Il s’agit de la première affaire d’armes majeures à être portée devant la Cour suprême depuis 2010.

Le règlement de la ville de New York a été modifié en juillet afin de supprimer les restrictions en cause dans l’affaire, mais la Cour suprême a néanmoins décidé de poursuivre ses arguments. Les juges ont déclaré qu’ils prendraient en compte, au cours des débats, l’affirmation de la ville selon laquelle le changement de réglementation avait rendu l’affaire sans objet.

Les défenseurs du contrôle des armes à feu se sont inquiétés du fait que le tribunal, avec une majorité conservatrice de 5 voix contre 4, pourrait utiliser la bataille juridique autour d'un règlement de contrôle des armes à feu maintenant assoupli et unique à une ville pour rendre une décision élargissant les droits des armes à feu dans tout le pays.

Une telle décision pourrait compromettre toute une série de restrictions imposées aux armes à feu adoptées ces dernières années par les gouvernements des États et des administrations locales du pays, notamment des vérifications approfondies des antécédents judiciaires et la confiscation des armes de personnes jugées dangereuses par un tribunal, selon ces avocats.

Le différend porte sur les licences «d’usines» d’armes de poing de la ville de New York, qui autorisaient les détenteurs à transporter leurs armes à feu jusqu’à une poignée de stands de tir situés dans la ville et vers des zones de chasse ailleurs dans l’État pendant les saisons de chasse désignées.

Trois propriétaires d’armes de poing locales et l’affilié de la NRA dans l’État de New York – un groupe de pression national étroitement lié au président Donald Trump et à d’autres républicains – ont fait valoir que le règlement violait le droit du deuxième amendement de la Constitution américaine de garder et de porter les armes.
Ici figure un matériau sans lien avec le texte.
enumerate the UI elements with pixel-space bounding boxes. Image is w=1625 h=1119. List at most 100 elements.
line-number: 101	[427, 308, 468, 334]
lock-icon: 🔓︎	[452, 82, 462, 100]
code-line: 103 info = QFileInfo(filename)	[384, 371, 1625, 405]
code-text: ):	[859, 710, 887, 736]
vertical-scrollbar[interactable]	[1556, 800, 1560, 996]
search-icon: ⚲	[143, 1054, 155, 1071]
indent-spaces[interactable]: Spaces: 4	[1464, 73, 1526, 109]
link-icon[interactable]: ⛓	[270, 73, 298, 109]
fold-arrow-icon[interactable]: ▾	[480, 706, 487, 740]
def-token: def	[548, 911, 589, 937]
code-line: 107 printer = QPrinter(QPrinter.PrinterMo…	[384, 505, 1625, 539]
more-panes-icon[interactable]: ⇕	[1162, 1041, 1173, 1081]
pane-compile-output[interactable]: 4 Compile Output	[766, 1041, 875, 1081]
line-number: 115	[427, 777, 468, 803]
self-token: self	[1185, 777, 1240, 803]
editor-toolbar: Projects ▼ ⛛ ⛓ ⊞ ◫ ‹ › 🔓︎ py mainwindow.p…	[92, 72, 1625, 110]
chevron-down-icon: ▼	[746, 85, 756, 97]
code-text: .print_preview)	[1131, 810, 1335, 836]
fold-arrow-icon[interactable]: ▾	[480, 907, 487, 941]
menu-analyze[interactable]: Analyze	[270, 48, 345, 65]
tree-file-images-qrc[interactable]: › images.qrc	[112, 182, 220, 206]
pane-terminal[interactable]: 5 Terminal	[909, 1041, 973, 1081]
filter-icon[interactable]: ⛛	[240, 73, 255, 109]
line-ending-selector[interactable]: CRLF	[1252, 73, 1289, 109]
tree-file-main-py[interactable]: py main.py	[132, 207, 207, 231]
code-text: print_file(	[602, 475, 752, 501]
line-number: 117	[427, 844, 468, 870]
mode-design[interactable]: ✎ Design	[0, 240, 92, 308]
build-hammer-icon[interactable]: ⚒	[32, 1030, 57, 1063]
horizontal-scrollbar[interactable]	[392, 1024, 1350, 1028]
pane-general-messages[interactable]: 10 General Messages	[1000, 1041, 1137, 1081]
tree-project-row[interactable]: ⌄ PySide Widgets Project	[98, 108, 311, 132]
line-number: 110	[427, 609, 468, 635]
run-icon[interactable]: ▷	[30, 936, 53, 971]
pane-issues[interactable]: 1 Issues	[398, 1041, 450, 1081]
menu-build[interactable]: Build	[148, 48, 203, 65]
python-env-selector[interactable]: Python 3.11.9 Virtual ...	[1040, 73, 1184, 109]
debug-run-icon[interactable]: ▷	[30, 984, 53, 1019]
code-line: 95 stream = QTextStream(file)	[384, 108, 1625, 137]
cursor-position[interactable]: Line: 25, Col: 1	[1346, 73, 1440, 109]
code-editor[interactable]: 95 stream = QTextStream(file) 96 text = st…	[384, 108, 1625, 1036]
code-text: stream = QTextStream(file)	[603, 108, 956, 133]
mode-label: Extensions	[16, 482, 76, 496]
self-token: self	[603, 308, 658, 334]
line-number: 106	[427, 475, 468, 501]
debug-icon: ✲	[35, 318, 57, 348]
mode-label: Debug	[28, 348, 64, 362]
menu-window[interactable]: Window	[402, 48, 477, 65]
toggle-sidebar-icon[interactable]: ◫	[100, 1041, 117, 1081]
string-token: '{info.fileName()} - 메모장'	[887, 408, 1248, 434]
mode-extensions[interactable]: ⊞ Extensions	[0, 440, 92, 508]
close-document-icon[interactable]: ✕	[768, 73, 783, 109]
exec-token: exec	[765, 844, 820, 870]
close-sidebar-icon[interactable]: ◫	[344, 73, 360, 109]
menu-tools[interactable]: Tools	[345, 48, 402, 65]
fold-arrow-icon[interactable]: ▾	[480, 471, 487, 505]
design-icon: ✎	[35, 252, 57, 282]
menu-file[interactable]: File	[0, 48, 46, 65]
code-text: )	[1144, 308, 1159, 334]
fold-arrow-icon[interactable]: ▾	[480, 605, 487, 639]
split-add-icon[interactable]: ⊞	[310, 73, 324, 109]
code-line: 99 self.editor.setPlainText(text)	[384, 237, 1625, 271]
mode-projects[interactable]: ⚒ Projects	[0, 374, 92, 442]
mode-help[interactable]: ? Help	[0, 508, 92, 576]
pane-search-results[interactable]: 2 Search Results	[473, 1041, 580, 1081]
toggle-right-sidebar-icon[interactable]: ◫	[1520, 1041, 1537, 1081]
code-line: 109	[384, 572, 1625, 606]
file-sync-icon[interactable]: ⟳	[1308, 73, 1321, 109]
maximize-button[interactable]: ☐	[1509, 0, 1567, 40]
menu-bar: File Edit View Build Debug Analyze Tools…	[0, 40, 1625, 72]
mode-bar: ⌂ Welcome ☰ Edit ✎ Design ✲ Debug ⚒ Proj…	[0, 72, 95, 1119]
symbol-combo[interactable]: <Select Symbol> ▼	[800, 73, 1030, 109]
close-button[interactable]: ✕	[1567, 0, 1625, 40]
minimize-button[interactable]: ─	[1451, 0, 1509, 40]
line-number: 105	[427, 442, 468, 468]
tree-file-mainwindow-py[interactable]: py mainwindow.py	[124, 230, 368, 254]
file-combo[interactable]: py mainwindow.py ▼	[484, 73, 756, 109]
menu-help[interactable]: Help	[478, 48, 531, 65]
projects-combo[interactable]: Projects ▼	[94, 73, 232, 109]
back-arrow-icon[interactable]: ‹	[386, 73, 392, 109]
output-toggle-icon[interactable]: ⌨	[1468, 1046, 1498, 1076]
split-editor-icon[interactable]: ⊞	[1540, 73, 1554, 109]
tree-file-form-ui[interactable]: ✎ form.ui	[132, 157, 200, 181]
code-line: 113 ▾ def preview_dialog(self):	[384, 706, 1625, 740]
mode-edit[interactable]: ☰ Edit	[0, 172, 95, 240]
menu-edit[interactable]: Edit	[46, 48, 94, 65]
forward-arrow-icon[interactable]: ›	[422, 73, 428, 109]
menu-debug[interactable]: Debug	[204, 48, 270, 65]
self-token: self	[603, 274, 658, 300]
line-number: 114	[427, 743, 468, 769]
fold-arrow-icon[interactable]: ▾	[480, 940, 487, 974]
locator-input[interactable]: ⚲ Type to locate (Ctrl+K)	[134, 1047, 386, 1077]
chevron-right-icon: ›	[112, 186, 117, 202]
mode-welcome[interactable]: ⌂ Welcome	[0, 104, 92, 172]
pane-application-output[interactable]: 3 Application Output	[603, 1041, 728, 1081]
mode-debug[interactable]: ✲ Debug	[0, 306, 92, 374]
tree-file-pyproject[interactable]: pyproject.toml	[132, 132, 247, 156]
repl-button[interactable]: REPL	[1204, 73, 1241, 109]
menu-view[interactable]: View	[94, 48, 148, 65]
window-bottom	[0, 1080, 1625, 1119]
Les plaignants ont intenté un procès en 2013 après que les autorités leur aient dit qu'ils ne pouvaient pas participer à une compétition de tir au New Jersey ni apporter leurs armes à feu dans une maison ailleurs dans l'État. La Cour d’appel du deuxième circuit américain de Manhattan, basée à Manhattan, a décidé l’année dernière que le règlement faisait progresser l’intérêt de la ville pour la sécurité publique et ne violait pas le deuxième amendement.

Le contrôle des armes à feu est une question controversée aux États-Unis, qui a connu de nombreuses fusillades en masse. Depuis 2013, 45 États et le district fédéral de Columbia ont adopté plus de 300 lois sur le contrôle des armes à feu, selon le Giffords Law Center pour la prévention de la violence armée. L’opposition républicaine au Congrès a contribué à empêcher l’adoption de nouvelles lois fédérales.

Les responsables municipaux ont fait valoir que le contrôle des armes à feu en public revêtait une urgence particulière dans le centre urbain le plus densément peuplé des États-Unis, où le potentiel de violence, d'accidents ou de vols est accru.

La réglementation remontait à 2001, lorsque la police de New York avait resserré les règles de transport des armes de poing parce que les agents avaient vu des titulaires de permis se déplacer de manière inappropriée avec des armes à feu chargées ou avec leurs armes à feu loin de toute plage autorisée.

La ville a fait valoir que la règle n'empêchait pas l'entraînement, car il y avait beaucoup de champs de pratique dans la ville et que les individus pouvaient louer des armes à feu lors de compétitions plus lointaines. La règle n'empêchait pas non plus les propriétaires de conserver une arme de poing séparée dans une résidence secondaire en dehors de la ville.

La Cour suprême avait évité d’aborder une importante affaire d’armes à feu depuis 2010, date à laquelle elle avait étendu aux réglementations locales et nationales une décision de 2008 reconnaissant pour la première fois que le deuxième amendement protégeait le droit d’une personne de garder son arme à la maison pour se défendre.

Les challengers ont déclaré que l'histoire et la tradition du deuxième amendement montraient clairement que le droit s'étendait au-delà de la maison. Ils demandent également à la Cour suprême d'imposer aux juridictions inférieures un contrôle plus strict des restrictions concernant les armes à feu, dans la perspective de les abattre.

La décision du tribunal est attendue pour la fin juin.